I've been having the same problem and tired of dealing with the dealership witch says the problem is normal and how the car operates 

Did you remove the negative battery cable first 

Then unclip the sensor and hoses ?? 

Any help would be great 
Thank you for the post I've been searching for a while on something that would fix my issue 

SHOUT OUT to CRUZETALK Members the only reason my car is still on the road


----------



## rudeboybelize (Aug 5, 2012)

Well I Bought the part and installed it wasn't as hard as I though didn't save any $$ just picked it up from the dealership well see how it goes im draining the car of electrical charge now... also as I was going about removing my negative cable I saw that my oil cap was sitting lob sided I removed and saw the rubber o ring was crushed on one side picked up a new one and schedule to have a pcv valve check or replaced since it clearly show that oil was getting pushed out past the oil cap **check those o rings on the oil caps* another member on here I believe found replacement o rings if you don't want to buy the entire cap


----------



## cmanus (Jun 29, 2021)

rudeboybelize said:


> Did you buy just the canister or the canister with hose attached ??
> 
> I've been having the same problem and tired of dealing with the dealership witch says the problem is normal and how the car operates
> 
> ...


I have bought three Purge flows.

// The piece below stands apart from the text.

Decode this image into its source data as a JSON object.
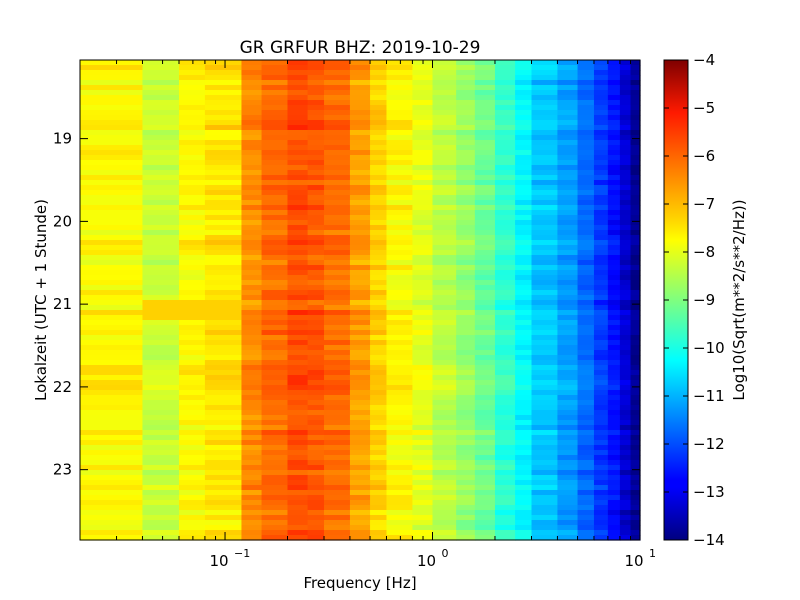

Not to mention a catalytic converter amongst other things.. I am still having nothing but problems and carbon buildups and it goes like it's idling rough with a miss. I've been dealing with his car for 4 years with the same problem. Start reporting these problems to GM. I am almost at the attorney general because my car hasn't been right and will not be right because it causes internal damage the dealership cannot even track the problem down they've had my car for 2 months and this is the third trip to the dealership. These cars are lemons. I got a Chevrolet Cruze 1.4 L turbo 2013 model


----------